She & Him - Volume Two

The quintessential indie pixie dream girl (Shout out to Sean for that phrasing) returns with M. Ward in tow for another folk pop compilation. Volume Two finds the aforementioned dream girl Zooey Deschanel singing more songs about love, much in the vein of 2008's Volume One, but with less variation in style. Instead, She & Him stick ardently to drum-driven '50s style country/folk pop, adorned with strings, piano and the rattling of acoustic guitar (with some simple, but extremely effective electric guitar solos and riffs). The composition and identity are tighter in Volume Two and it feels less like an experiment or larf, and more like a serious project. And each song is loaded with Deschanel's feelings of isolation from love, rather than a quest for it. Tracks like "Don't Look Back" and "Lingering Still" build off of the idea that love is all about stars aligning, and single moments that go awry. It's not that love seems wholly evasive, but that it appears and drifts away faster than we want. And for that I applaud She & Him. It's a more grown album. The dour "Me and You" which opens with the lines "Well I'm back in your good graces again/Remember when you told me I was your only friend?" identifying that sense that we drift in and out of each other's lives endlessly and that the worrying "you" of the song has let life hold him back from what love has to offer. It's an all-too-true story that we've all experienced. Love is about opening up to it, and when we don't, or at least tie ourselves too greatly to our fears, we tend to miss out on experiences we may value. The common thread is love breaking down, and in "Gonna Get Along Without You Now," Deschanel throws down the verbal gauntlet of a woman alienated. The lyrics are built on confidence, though, and while there isn't a sunny disposition to every track, there is a tough exterior, one that seems always declaring, "I can do better." It's not a stark contrast to Volume One, but definitely lacking the quiet sadness of songs like "Sentimental Heart" and even the pleading forcefulness of "Why Do You Let Me Stay Here?"

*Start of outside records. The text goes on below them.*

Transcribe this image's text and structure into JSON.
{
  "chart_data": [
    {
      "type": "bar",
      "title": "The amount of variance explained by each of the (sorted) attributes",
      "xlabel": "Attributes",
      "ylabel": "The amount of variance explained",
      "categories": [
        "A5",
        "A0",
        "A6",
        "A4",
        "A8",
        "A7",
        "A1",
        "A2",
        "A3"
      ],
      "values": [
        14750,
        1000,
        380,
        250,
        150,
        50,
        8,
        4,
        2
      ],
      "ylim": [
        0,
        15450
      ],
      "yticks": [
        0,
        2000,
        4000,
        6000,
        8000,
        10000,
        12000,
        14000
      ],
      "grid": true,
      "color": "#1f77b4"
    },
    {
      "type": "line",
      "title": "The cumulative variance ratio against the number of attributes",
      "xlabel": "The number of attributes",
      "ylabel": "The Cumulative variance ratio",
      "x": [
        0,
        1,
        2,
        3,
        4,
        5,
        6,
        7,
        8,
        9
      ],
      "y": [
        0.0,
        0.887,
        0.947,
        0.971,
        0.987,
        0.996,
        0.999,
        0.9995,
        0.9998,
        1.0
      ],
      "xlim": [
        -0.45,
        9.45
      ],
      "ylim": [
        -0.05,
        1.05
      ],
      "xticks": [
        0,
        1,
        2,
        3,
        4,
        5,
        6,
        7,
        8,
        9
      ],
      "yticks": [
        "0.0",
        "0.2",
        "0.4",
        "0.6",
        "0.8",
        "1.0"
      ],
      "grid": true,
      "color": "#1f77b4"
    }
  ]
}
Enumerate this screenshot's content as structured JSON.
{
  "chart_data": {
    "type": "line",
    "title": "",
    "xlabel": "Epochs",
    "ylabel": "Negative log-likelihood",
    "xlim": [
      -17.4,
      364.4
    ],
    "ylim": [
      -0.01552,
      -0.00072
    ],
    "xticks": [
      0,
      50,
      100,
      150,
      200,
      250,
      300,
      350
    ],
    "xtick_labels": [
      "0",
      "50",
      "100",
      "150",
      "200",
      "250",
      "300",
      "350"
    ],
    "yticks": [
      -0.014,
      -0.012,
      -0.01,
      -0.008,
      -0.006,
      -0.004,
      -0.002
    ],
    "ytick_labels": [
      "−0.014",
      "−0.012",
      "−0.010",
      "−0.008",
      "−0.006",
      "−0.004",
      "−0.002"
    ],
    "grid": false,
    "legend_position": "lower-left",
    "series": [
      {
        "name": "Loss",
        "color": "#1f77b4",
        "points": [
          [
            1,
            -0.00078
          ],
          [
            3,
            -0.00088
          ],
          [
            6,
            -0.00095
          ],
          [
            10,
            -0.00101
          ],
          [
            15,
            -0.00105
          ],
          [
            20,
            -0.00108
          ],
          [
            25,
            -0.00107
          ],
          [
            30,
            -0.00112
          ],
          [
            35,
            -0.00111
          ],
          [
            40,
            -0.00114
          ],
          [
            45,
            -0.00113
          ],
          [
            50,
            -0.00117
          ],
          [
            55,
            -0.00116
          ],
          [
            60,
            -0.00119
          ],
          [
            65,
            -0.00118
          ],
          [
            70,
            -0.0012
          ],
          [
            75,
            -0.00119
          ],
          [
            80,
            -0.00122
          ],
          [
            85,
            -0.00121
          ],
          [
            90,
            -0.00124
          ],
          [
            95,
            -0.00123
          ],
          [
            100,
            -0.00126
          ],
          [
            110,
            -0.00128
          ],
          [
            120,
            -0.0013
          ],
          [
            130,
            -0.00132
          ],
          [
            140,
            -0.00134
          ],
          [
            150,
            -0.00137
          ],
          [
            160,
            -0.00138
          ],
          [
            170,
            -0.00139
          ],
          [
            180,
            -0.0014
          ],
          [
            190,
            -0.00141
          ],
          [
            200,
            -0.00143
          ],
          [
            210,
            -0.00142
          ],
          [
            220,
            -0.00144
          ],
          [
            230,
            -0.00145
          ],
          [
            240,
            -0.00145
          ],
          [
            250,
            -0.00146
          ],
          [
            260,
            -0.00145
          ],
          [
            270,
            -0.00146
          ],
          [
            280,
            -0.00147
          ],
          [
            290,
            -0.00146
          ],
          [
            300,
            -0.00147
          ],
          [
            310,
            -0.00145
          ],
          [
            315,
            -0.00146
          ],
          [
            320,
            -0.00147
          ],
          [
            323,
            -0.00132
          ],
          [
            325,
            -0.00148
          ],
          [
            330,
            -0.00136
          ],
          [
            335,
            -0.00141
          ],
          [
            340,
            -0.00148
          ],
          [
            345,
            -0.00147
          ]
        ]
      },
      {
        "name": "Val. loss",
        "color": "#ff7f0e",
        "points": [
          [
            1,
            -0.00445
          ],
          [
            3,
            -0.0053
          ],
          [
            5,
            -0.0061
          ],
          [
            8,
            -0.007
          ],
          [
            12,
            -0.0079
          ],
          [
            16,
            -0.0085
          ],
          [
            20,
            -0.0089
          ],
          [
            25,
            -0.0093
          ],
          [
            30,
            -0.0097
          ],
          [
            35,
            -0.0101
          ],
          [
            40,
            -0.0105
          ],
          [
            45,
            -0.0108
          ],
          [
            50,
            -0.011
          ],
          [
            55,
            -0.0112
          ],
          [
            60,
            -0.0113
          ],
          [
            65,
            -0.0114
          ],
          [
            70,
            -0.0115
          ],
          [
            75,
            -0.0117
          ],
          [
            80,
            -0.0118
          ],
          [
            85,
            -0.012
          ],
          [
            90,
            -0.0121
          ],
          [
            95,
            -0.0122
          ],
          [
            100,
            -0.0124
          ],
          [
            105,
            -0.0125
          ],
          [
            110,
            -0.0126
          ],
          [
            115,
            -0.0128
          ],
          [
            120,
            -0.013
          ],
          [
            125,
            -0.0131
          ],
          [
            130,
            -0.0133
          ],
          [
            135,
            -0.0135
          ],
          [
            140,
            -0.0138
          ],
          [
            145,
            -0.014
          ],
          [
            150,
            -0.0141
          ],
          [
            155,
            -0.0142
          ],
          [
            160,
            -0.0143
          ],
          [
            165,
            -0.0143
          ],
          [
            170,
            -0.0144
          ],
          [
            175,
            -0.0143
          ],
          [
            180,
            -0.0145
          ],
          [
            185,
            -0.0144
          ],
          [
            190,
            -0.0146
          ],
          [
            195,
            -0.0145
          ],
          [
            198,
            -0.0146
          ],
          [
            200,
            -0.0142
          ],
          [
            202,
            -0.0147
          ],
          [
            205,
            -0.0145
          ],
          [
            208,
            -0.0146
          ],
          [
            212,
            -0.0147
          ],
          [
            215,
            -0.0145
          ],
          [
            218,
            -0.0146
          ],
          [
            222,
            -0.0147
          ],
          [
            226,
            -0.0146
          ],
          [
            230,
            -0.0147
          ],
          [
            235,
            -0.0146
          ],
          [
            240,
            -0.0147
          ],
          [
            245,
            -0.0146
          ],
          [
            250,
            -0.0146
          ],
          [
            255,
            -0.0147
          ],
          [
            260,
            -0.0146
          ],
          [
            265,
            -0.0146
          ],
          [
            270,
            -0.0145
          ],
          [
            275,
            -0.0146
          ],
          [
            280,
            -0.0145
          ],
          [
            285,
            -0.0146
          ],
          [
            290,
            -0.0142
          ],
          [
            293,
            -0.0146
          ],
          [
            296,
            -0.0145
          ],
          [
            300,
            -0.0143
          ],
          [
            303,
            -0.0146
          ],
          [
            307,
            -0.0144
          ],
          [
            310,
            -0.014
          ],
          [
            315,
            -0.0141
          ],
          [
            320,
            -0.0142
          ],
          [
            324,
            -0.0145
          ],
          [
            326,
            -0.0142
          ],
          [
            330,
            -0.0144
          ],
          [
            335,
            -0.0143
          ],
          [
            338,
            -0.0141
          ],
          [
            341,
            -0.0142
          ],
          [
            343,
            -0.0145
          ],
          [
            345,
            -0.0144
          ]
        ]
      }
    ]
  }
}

What's better, though, is that there's no sophomore slump here. The music has advanced organically, and Deschanel's vocals are again pitch-perfect, if relatively unchallenged by big, dramatic maneuvers. The tracks feature a more lush feel, with more overlaid tracks of vocals and backing vocals, and while several of the songs sound similar, they define themselves with quality words. I suppose, after hearing Charlotte Gainsbourg's IRM, this album feels a little too consistent, but in listening to Volume One and Two back-to-back, it does feel like a complete pairing. There is a timelessness to the music Ward and Deschanel create, partly because its influences are classic folk songs, but also because the ideas are infinite. It's all love. The whole album. Love never seems to be a happy thing here, but it is the driving force for every action and decision. It stops short of the "Love/Fear" line lampooned in Donnie Darko, but the album definitely projects a variation of that sentiment. We're not getting behind Deschanel as a lovable loser, we're standing before her pulpit to learn the lessons she wishes to bestow. In one way, that makes the album preachy, but in another, the unapologetic delivery endears it to you too. And the band deftly incorporates NRBQ's "Ridin' in My Car" into the chain of romantic lamentation, which deserves a special round of applause itself. My only major gripe is that there aren't a lot of songs that grab you, and on an album that comes in at under 45 minutes, that can make it run together and drift by. Still, the opening track "Thieves" and eleventh "Over It Over Again" are both true gems. Volume Two is, as said above, a more mature album that blends some of the "love makes me sad" vibe of Volume One with a distinct "love comes and goes and screw you for letting it go person X" vibe. It's a literal embodiment of the phrase "love's labours lost." While I'd have like to love this album more, I can't decry its skill and beauty. It's a winner, and it captures reality in an angelically beautiful voice.